Qui pense que le largage des bombes atomiques sur Hiroshima et Nagasaki a été un mal pour un bien devrait avoir la chance de visiter le musée mémorial de la paix d’Hiroshima. Situé quasiment à l’epicentre de l’explosion de la bombe A, il permet d’approcher ce qu’a été l’horreur indescriptible en ce 6 août 1945 à 8h15 : une ville rayée de la carte dans un rayon de 2km, 80 000 morts en quelques secondes, 140 000 fin 1945. Sans compter les effets de la radioactivité pendant des décennies. La présentation n’élude pas l’implication du Japon et du jusqu’au-boutisme impérial. Mais il est clair aussi que les Usa étaient déjà dans la guerre froide et ont voulu faire une démonstration de force à l’attention des soviétiques. Avec peu de cas des vies d’enfants anéanties, présentées dans le musée.
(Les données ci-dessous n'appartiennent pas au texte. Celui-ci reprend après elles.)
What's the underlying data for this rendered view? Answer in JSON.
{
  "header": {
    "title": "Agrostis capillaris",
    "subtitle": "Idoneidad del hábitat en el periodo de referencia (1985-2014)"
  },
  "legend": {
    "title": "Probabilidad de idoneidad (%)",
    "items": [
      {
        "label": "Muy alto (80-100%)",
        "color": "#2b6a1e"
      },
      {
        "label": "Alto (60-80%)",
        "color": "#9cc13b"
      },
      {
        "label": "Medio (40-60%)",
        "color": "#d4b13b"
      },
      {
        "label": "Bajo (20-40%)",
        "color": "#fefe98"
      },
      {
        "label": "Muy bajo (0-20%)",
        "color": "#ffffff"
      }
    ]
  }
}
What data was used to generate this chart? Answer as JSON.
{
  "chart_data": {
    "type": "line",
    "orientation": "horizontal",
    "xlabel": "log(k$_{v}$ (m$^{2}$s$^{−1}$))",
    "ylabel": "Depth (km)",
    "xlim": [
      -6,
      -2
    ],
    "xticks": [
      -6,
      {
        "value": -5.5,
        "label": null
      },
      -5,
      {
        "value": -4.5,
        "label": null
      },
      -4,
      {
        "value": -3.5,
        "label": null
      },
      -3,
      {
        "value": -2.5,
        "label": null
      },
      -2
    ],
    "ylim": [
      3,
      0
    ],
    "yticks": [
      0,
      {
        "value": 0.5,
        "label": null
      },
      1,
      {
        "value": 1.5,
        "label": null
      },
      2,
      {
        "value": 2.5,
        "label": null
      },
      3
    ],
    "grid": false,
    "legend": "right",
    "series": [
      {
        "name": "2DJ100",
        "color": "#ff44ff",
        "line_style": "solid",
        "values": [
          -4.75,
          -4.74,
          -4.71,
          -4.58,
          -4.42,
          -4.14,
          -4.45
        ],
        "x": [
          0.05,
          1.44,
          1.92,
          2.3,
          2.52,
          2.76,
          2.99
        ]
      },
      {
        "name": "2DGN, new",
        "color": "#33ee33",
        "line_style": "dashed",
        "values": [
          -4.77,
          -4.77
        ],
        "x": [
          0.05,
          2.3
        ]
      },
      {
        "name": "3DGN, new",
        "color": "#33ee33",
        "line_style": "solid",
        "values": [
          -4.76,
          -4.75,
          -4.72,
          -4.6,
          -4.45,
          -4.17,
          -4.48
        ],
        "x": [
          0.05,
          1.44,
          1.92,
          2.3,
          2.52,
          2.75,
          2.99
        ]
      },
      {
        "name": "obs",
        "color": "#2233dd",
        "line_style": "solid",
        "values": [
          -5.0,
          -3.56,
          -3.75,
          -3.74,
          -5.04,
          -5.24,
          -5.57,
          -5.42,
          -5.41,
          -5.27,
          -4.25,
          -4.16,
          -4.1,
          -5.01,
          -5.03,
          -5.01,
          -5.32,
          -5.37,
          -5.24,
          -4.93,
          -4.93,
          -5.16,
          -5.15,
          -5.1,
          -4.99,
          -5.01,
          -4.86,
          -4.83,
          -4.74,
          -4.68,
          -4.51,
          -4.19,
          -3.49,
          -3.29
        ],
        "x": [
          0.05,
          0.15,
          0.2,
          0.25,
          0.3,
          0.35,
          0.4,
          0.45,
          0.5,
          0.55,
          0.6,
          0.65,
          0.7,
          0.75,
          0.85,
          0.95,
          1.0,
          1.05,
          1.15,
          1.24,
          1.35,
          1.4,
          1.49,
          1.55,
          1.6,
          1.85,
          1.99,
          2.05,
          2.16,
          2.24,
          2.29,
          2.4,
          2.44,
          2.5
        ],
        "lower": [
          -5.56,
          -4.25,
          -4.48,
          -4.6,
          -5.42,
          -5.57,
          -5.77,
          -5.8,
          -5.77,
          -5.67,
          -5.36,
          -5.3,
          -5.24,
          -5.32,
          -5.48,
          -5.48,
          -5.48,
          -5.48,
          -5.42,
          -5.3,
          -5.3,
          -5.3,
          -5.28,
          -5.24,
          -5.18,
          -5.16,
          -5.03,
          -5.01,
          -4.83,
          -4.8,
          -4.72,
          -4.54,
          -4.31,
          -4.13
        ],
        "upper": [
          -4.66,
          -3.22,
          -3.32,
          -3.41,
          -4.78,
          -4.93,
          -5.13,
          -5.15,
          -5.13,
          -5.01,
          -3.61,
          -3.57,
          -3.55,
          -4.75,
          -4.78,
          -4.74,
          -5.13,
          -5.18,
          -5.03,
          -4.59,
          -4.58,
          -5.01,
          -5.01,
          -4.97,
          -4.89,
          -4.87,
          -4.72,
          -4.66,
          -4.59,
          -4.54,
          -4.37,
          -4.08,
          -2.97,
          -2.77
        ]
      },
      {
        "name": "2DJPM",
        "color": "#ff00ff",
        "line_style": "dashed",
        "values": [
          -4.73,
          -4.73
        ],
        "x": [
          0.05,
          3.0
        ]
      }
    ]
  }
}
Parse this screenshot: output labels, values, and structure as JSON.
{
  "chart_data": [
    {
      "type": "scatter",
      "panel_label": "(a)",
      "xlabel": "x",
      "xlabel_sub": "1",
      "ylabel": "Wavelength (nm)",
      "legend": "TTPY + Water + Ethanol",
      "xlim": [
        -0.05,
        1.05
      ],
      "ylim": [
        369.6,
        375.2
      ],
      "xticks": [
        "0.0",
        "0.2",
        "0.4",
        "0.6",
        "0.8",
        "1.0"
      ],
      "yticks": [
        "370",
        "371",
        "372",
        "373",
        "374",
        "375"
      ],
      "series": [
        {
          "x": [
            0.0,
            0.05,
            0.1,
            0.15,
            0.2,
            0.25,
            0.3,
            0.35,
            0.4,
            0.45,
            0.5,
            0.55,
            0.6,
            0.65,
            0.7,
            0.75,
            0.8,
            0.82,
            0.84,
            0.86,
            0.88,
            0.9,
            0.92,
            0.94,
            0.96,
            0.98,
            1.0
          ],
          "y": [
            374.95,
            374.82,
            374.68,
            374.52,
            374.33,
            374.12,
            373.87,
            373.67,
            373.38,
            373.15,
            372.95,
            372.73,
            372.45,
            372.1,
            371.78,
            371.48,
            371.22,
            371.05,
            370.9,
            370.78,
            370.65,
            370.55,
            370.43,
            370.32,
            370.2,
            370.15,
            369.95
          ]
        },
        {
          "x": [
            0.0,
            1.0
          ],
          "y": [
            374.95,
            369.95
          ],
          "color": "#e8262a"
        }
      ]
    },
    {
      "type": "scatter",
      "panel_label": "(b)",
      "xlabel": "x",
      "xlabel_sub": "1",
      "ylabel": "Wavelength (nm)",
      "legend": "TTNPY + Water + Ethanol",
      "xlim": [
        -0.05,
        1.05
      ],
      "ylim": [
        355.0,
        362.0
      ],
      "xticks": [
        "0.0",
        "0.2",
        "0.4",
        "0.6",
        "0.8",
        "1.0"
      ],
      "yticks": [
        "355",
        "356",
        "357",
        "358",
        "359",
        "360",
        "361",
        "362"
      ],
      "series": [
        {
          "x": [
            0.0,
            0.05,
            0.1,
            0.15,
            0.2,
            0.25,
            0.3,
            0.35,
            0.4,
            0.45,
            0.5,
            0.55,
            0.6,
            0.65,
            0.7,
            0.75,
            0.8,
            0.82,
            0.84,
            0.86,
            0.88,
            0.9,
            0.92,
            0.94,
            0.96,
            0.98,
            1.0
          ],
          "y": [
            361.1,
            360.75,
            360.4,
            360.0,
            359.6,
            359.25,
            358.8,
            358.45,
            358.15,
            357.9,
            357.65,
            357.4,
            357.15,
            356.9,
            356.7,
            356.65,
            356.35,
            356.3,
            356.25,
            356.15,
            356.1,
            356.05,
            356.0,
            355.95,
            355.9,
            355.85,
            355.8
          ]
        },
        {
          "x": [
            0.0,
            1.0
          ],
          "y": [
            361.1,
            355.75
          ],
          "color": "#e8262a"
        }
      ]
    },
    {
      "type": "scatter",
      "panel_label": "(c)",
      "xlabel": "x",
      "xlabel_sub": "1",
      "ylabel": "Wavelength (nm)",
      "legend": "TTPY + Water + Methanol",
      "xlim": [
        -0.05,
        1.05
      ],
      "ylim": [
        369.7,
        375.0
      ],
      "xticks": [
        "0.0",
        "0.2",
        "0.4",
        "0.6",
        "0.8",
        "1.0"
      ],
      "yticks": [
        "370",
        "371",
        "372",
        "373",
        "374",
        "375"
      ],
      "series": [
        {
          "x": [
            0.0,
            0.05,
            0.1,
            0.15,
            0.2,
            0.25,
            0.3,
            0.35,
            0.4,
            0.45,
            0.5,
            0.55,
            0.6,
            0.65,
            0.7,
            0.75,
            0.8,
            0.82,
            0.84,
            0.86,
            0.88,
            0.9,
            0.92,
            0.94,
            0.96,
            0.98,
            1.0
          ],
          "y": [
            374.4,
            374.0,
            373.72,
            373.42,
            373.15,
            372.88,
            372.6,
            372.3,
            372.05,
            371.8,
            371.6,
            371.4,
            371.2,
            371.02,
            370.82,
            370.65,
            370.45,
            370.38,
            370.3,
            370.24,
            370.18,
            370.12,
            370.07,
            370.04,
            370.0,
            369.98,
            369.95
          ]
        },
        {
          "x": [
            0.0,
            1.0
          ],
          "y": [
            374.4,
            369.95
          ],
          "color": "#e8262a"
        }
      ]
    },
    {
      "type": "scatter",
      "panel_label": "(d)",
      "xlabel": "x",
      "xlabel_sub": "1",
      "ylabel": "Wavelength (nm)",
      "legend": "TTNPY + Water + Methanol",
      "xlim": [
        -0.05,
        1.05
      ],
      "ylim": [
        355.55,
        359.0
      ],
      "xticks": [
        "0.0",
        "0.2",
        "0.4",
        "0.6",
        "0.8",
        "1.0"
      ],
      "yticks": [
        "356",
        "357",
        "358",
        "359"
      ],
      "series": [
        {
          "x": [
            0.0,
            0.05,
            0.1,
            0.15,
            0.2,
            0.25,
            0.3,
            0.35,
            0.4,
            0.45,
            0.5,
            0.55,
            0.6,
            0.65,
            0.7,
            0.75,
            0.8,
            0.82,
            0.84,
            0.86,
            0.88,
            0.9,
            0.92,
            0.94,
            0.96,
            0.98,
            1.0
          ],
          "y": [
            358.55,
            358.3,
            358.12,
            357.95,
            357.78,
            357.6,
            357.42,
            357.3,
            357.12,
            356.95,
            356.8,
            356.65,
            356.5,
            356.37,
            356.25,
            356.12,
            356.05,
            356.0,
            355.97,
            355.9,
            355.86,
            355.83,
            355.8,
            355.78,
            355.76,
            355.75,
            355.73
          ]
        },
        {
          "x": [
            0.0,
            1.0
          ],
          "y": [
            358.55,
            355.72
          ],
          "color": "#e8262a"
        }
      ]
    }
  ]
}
Consacré à la paix, le parc autour permet de voir le fameux dôme, bâtiment resté debout car à l’aplomb de l’explosion de la bombe et le monument des enfants avec un hommage à Sadako Sasaki. Vous voulez en savoir plus sur Sasako ? C’est ici. Mais je préfère prévenir : ne lisez pas cela après une sale journée de travail…
Sans transition aucune, car il faut bien se nourrir après une telle journée : deux spécialités d’Hiroshima à connaître. L’okonomiyaki, sorte de crêpe aux pâtes, au choux et plein d’autres choses, et les huîtres sous toutes ses formes ( en brochette, à la vinaigrette, en panure…).